For the foregoing reasons, I conclude that the relevant statutory provisions are unambiguous in setting forth the requirements of the non-satisfaction affidavit. Those requirements, in critical respects, were not met in the instant case. As a matter of law therefore, the § 33 Affidavit could not serve to extend the Mortgage or prevent its discharge. Under such circumstances, the Scrivener’s Affidavit could simply not revive a mortgage that had long since been discharged.

In sum, there is nothing on the summary judgment record that demonstrates compliance with the relevant statutes.

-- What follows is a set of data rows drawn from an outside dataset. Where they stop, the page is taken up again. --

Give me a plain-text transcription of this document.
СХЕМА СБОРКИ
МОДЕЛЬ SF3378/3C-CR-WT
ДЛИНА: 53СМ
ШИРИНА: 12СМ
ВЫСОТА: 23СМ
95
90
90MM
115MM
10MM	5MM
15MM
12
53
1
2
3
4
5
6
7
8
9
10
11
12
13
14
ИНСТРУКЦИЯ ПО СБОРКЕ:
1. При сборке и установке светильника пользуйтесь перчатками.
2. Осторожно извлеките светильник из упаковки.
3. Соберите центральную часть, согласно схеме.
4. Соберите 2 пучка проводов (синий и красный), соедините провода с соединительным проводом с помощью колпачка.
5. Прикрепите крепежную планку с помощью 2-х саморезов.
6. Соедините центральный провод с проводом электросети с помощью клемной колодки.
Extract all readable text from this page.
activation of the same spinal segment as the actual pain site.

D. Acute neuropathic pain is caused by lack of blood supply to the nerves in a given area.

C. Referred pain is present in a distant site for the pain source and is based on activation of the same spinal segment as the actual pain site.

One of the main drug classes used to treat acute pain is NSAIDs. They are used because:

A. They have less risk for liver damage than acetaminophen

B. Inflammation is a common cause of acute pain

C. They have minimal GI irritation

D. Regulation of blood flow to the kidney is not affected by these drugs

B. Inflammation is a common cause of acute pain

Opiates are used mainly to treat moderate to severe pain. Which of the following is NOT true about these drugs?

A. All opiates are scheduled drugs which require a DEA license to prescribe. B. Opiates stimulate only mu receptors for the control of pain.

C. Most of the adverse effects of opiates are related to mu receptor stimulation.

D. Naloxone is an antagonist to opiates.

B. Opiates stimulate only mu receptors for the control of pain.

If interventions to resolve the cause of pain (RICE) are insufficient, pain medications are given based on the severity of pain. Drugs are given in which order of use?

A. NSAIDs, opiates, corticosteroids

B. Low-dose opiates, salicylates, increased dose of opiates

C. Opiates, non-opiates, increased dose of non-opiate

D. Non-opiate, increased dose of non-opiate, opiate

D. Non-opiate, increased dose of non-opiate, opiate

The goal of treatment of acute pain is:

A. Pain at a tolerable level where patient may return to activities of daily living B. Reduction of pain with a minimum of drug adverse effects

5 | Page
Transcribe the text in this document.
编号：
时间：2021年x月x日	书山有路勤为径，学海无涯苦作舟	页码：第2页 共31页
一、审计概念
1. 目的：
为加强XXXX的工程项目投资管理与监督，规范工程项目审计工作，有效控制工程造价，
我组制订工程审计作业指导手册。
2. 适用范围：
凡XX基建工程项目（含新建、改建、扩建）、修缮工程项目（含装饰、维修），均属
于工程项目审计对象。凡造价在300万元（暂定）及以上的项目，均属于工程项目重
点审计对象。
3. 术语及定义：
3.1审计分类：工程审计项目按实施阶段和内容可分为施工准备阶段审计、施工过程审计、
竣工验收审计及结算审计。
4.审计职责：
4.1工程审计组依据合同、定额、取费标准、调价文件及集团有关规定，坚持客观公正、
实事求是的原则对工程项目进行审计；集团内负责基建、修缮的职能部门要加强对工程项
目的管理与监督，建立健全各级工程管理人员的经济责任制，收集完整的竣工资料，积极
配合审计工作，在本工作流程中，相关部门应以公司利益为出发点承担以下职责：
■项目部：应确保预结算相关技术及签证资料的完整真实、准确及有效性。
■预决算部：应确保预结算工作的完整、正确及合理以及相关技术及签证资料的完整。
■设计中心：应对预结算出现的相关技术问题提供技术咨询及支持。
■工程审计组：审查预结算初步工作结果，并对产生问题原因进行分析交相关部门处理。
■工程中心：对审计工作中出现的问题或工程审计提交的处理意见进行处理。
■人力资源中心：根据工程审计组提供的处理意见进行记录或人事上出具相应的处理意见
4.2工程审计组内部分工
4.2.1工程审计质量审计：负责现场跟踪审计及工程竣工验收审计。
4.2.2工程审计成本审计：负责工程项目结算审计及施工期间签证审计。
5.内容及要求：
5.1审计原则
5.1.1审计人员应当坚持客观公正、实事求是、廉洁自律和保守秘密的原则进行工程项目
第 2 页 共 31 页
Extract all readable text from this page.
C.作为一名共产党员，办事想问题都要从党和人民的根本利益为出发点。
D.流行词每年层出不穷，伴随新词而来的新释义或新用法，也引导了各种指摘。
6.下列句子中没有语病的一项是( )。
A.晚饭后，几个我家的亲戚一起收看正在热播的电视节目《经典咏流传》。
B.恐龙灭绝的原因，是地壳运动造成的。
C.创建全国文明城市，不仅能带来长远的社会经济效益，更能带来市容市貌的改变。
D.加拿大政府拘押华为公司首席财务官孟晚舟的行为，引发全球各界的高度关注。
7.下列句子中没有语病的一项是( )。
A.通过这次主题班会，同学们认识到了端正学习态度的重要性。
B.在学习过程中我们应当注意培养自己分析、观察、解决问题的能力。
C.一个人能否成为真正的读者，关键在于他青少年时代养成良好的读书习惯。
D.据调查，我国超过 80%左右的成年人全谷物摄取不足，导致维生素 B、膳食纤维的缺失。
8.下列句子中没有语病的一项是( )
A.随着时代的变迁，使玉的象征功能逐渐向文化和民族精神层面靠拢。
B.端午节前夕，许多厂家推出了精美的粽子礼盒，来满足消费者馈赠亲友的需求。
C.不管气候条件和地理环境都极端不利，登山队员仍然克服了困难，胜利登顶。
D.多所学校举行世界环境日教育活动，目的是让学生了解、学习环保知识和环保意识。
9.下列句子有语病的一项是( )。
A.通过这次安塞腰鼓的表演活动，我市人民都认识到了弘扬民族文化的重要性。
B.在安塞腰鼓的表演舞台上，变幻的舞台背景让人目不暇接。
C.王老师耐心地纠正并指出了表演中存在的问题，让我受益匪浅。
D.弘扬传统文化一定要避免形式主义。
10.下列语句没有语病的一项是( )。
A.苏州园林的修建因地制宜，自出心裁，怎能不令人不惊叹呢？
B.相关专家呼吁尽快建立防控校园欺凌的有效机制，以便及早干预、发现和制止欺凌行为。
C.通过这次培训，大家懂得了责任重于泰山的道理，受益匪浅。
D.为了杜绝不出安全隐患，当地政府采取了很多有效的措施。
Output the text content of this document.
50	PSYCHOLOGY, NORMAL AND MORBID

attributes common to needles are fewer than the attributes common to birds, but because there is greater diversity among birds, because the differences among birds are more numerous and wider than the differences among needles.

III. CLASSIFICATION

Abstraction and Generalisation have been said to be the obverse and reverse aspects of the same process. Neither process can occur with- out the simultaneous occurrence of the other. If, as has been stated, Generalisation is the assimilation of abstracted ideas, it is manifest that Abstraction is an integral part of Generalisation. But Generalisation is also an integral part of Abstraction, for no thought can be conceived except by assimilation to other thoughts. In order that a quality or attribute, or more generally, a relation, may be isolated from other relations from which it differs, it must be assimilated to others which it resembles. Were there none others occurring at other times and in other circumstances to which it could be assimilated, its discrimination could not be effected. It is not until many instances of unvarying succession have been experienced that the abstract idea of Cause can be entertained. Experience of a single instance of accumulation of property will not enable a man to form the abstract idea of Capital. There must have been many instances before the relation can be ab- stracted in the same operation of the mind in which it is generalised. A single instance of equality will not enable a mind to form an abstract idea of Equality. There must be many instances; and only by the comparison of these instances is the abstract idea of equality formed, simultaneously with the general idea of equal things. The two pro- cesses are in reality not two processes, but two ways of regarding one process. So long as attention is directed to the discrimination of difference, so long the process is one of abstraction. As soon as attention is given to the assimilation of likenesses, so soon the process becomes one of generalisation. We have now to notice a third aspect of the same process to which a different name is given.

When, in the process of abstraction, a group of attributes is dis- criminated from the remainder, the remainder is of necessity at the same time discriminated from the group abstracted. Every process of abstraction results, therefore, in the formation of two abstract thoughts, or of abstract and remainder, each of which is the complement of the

Consequently, it is hereby

ORDERED that the Plaintiffs’ Motion for Summary Judgment be, and hereby is, ALLOWED. Judgment to enter accordingly.

SO ORDERED.

By the Court. (Grossman, J.)

Attest: Deborah Patterson

Recorder

Dated: January 12, 2009


FOOTNOTES

[Note 1] For their title, see the deed recorded on December 23, 2004 with the Hampden County Registry of Deeds (Registry) at Book 14719, Page 278.

[Note 2] G. L. c. 260, § 33 was amended effective October 1, 2006.

[Note 3] This addition is handwritten.

[Note 4] There are no paragraphs 1 and 2.

[Note 5] “One of the principal purposes of the summary judgment rule is to isolate and dispose of factually unsupported claims or defenses, and we think it should be interpreted in a way that allows it to accomplish this purposes.” Kourouvacilis, 410 Mass. at 713, citing Celotex Corp., 477 U.S. at 323-324.

[Note 6] See document supra, captioned “Affidavit Under M.G.L. c. 260 §33. ”

[Note 7] Defendant’s Memorandum in Response to Plaintiffs’ Motion for Summary Judgment (Defendant’s Memorandum), § IIIB.

[Note 8] Plaintiffs Memorandum in Support of their Motion for Summary Judgment (Plaintiffs’ Memorandum), pp. 4-5.

[Note 9] T.F. v. B.L. 442 Mass. 522 , 533-534 (2004).